Un peu plus tard, c’est le Premier ministre, Manuel Valls, qui s’est fendu d’une réaction sur le réseau social, indiquant «Honte au maire» et rappelant que «la République ne faisait AUCUNE distinction parmi ses enfants.»

Ménard assume

Najat Vallaud-Belkacem, ministre de l'Education nationale, a assuré que ce procédé est «illégal» et «anti-républicain».

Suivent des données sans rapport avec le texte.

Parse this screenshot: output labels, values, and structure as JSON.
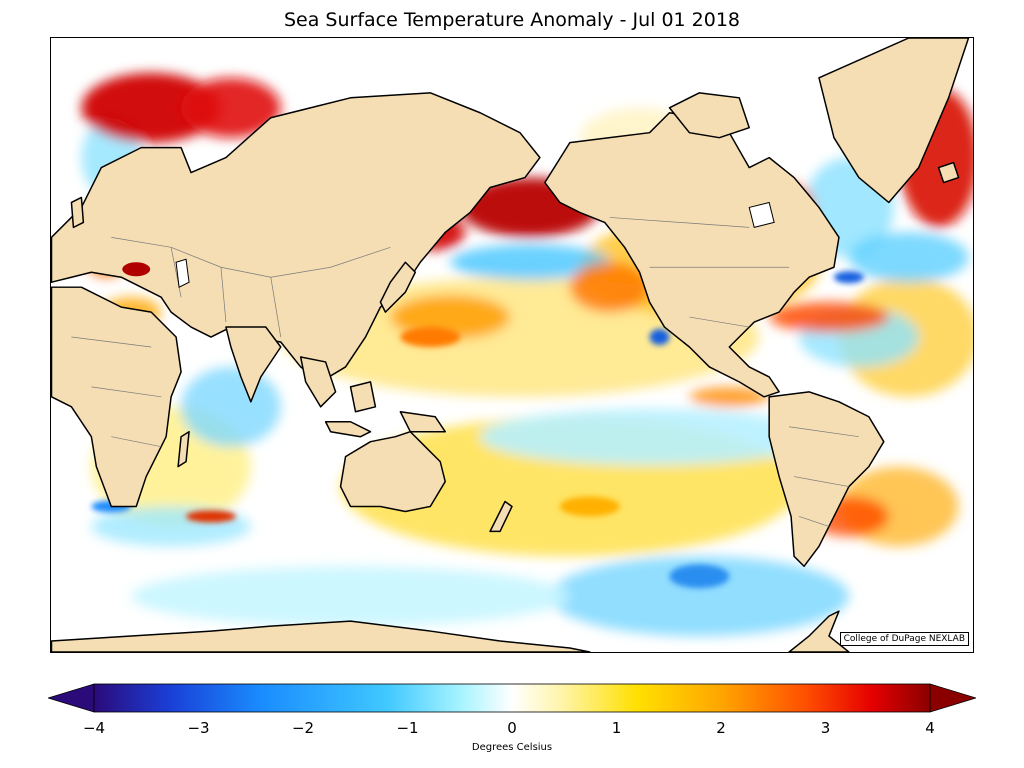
{
  "title": "Sea Surface Temperature Anomaly - Jul 01 2018",
  "credit": "College of DuPage NEXLAB",
  "colorbar": {
    "label": "Degrees Celsius",
    "min": -4,
    "max": 4,
    "extend": "both",
    "ticks": [
      "−4",
      "−3",
      "−2",
      "−1",
      "0",
      "1",
      "2",
      "3",
      "4"
    ],
    "tick_values": [
      -4,
      -3,
      -2,
      -1,
      0,
      1,
      2,
      3,
      4
    ],
    "colors": [
      "#2b0a7a",
      "#1a3fd6",
      "#1a8cff",
      "#40c8ff",
      "#a8f4ff",
      "#ffffff",
      "#fff4a8",
      "#ffe000",
      "#ffa600",
      "#ff5000",
      "#e60000",
      "#8a0000"
    ]
  },
  "colors": {
    "land": "#f5deb3",
    "coast": "#000000",
    "borders": "#7a7a7a",
    "warm_strong": "#c80000",
    "warm_mid": "#ff8c00",
    "warm_weak": "#ffe14a",
    "cool_weak": "#b7f1ff",
    "cool_mid": "#45c6ff",
    "cool_strong": "#1560e0"
  }
}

Invité de BFM TV ce mardi matin, Robert Ménard a toutefois assumé ses propos, regrettant «qu'on parle du thermomètre» et «pas de ce qu'il en est».«Je fais le tour des écoles et je constate ce qu'il en est. Pour les aider. (...) On n'établit aucune liste mais on essaie de savoir ce qu'il en est pour peser les conséquences.»

De leur côté, deux membres du Conseil national du PS, Mehdi Ouraoui et Naïma Charaï, ont annoncé avoir saisi la Commission nationale de l'informatique et des libertés (CNIL) et le Défenseur des droits afin qu'ils diligentent une enquête sur cette pratique.